EDITORIAL: Senate should pare back reckless relief bill

Feb. 28—Democrats are determined to spend money America doesn't have on programs it doesn't need at the risk of throwing the economy into recession just as it should be enjoying a post-COVID rebound.

President Joe Biden's $1.9 trillion relief package, headed to the Senate this week, is larded up with spending that has little to do with countering the effects of the pandemic, sends money to people who have not been financially harmed and comes on top of the $4 trillion in relief approved in 2020, at least a quarter of which has not been spent.

The package is so large that some economists worry it will over-stimulate the economy, driving up inflation and triggering a recession.

Worse, it misses the mark in terms of what's needed to accelerate the pace of the recovery. An analysis by the Center for a Responsible Federal Budget determined less than 1% of the package would go toward vaccinating Americans against the COVID-19 virus.

Getting the nation's workforce inoculated so the economy can fully reopen is the most effective step Congress could take in relieving the suffering from the pandemic.
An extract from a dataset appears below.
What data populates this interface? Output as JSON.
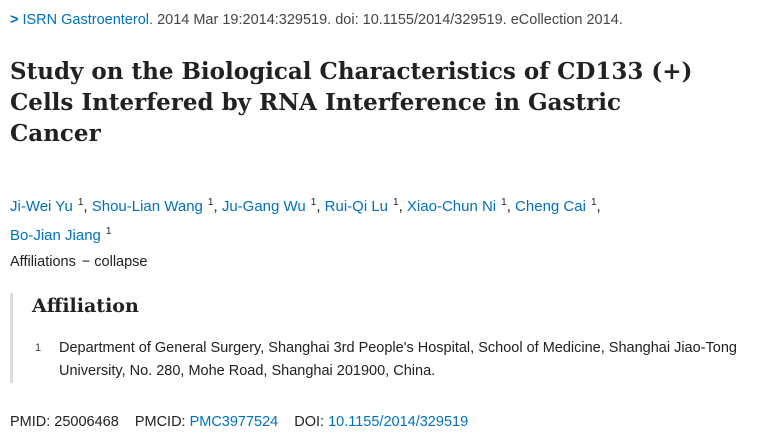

The watchdog group adds that $300 billion in spending has nothing to do with COVID-relief, including $100 million for a Silicon Valley transit tunnel just outside House Speaker Nancy Pelosi's California district.

It also concluded another $500 billion could be cut from the package without reducing its impact. Included in that category are a bailout of private pensions funds and additional cash for local governments and school districts that have already been made whole by previous COVID relief bills.

Taking that spending out would cut the cost of the bill nearly in half and lessen its negative impact on the economy.

It could be cut further by better targeting help to those who really need it. In December, Congress approved a relief bill that sent $600 checks to most Americans, whether or not they have suffered financial harm from the pandemic. This new bill would add another $1,400, and families with household incomes of up to $200,000 annually would be eligible.

Part of the justification for broadly mailing checks is that they will be spent to stimulate the economy. But that hasn't been the case with past packages.

Households that have done OK during the crisis tend to sock the stimulus checks in the bank, helping explain why savings grew by $1.6 trillion last year.

The House bill includes a hyper-inflationary provision to raise the minimum wage to $15 an hour from the current $7.25. That is bound to be stripped out in the Senate after a parliamentarian ruling that, if it were included, the package would require 60 votes to pass.

Democrats hope to adopt this spending spree on a simple majority vote in the Senate. That would make it the first of six COVID-relief packages not to receive bipartisan support.

We would hope at least one Democrat will join Republicans in demanding the bill be pared back to a more fiscally responsible level.